Nei dibattiti televisivi e sulle pagine dei giornali non si parla quasi d’altro che della candidatura di Roma ad ospitare le Olimpiadi del 2024: argomento principe di quest’ultimo scorcio della campagna elettorale, simbolo perfetto del diverso modo di intendere la realtà del Partito Democratico e del M5S.
LE OLIMPIADI SECONDO GIACHETTI E RAGGI
“Un’occasione da non perdere“, secondo il candidato del centrosinistra al Campidoglio Roberto Giachetti, che in vista del ballottaggio di domenica prossima ha deciso di scommettere tutto sulla sfida olimpica di Roma e di puntare il dito contro il no di Virginia Raggi (in questo articolo di Formiche.net i programmi a confronto dei due candidati). Contraria al progetto, la grillina sta solo in parte modificando il suo approccio iniziale. Dall’assoluta ostilità (“è criminale soltanto parlarne”, disse giorni fa) è passata a una posizione più sfumata ma in fondo pur sempre di contrarietà. “Non sono una priorità“, ha commentato anche ieri nel corso del confronto condotto su Raitre da Lucia Annunziata.
LA VALUTAZIONE ECONOMICA
Ma qual è la valutazione dell’impatto economico delle Olimpiadi, i costi e i benefici che ne deriverebbero per Roma e il sistema Paese nel suo complesso? A scattare questa fotografia ci hanno pensato la società OpenEconomics e il Centro di Studi Economici e Internazionali (Ceis) dell’università romana Tor Vergata, con un dossier (consultabile per intero a questo link) pubblicato lo scorso febbraio (qui l’articolo di Formiche.net).
L’EQUILIBRIO ECONOMICO
La tabella principale da prendere in considerazione per capire se i Giochi Olimpici siano convenienti dal punto di vista economico è la prima, che contiene “l’analisi finanziaria di massima della componente pubblica“, nella quale sono messi a confronto “i costi di investimento” e “i rientri netti“. In sostanza, l’indicazione dei costi e dei ricavi derivanti dall’organizzazione delle Olimpiadi del 2024. Secondo quanto emerge dalla tabella, la situazione sarebbe perfettamente in equilibrio, con le entrate e le uscite che ammonterebbero alla stessa identica cifra: entrambe a 7,44 miliardi di euro.

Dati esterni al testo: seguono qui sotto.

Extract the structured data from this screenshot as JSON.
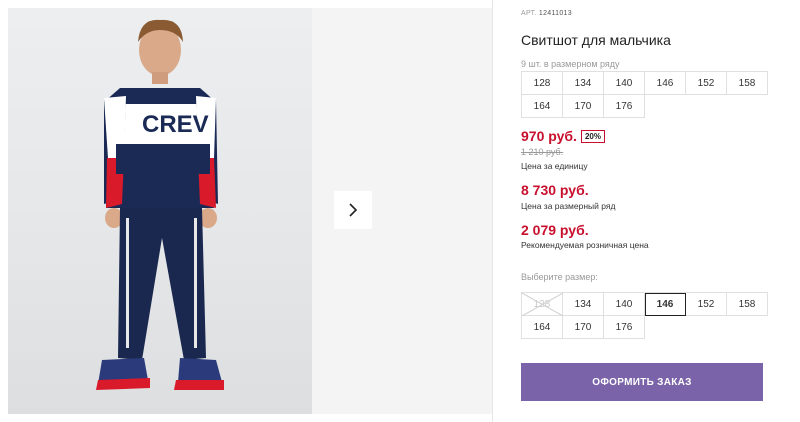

LE OLIMPIADI E LE CASSE CAPITOLINE
Non è previsto alcun esborso economico da parte del Campidoglio. I costi per l’organizzazione della manifestazione e per l’adeguamento infrastrutturale della città – i cui progetti sono stati messi a punto dal presidente del Coni Giovanni Malagò e da quello del comitato organizzatore Luca Cordero di Montezemolo – sono infatti a carico dello Stato e del Comitato Olimpico Internazionale. Le casse capitoline, invece, non verrebbero in alcun modo toccate, come ha sottolineato Andrea Bassi in questo articolo sul Messaggero. Dunque, una delle ragioni tradizionalmente addotte dal fronte del no – i dissestati conti del Comune che non consentirebbero uno sforzo di questo tipo – in realtà non avrebbe ragione d’esistere.
I COSTI E I RICAVI
Sotto la prima voce vengono menzionati “i costi d’investimento” (pari a 3 miliardi e 897 milioni di euro), “gli imprevisti“(pari a 1 miliardo e 364 milioni) e “i costi operativi” (pari a 2 miliardi e 184 milioni). Tra quelli che vengono definiti i rientri netti compaiono, tra gli altri, le sponsorizzazioni nazionali, il merchandising, i biglietti venduti in Italia e all’estero e il contributo del Cio (che ammonterà a 1 miliardo e 46 milioni di euro).
I CALCOLI DI BECHIS
La ricostruzione fatta dal dossier – secondo cui costi e ricavi sarebbero in perfetto equilibrio – è stata però messa in discussione da Franco Bechis che ieri su Libero ha rilanciato in chiave opposta alcuni dei dati contenuti nello studio. Il vicedirettore del quotidiano guidato da Vittorio Feltri contesta, in particolare, che tra i ricavi siano state inserite tre voci: gli “investimenti pubblici già programmati” (pari a 2 miliardi e 210 milioni di euro), il “contributo pubblico a copertura degli imprevisti” (pari a 1 miliardo e 364 milioni) e un “contributo pubblico” a perdere (pari a 466 milioni). Questi elementi – argomenta Bechis – dovrebbero essere inseriti tra i costi e non tra le entrate, con la conseguenza di dover aggiornare i calcoli: “Il vero conto di questa tabella sarebbe questo: costi per lo Stato 11 miliardi e 487 milioni di euro, rientri netti per lo Stato di 3 miliardi e 405 milioni. Risultato finale: una perdita per le casse pubbliche di 8 miliardi e 82 milioni di euro“.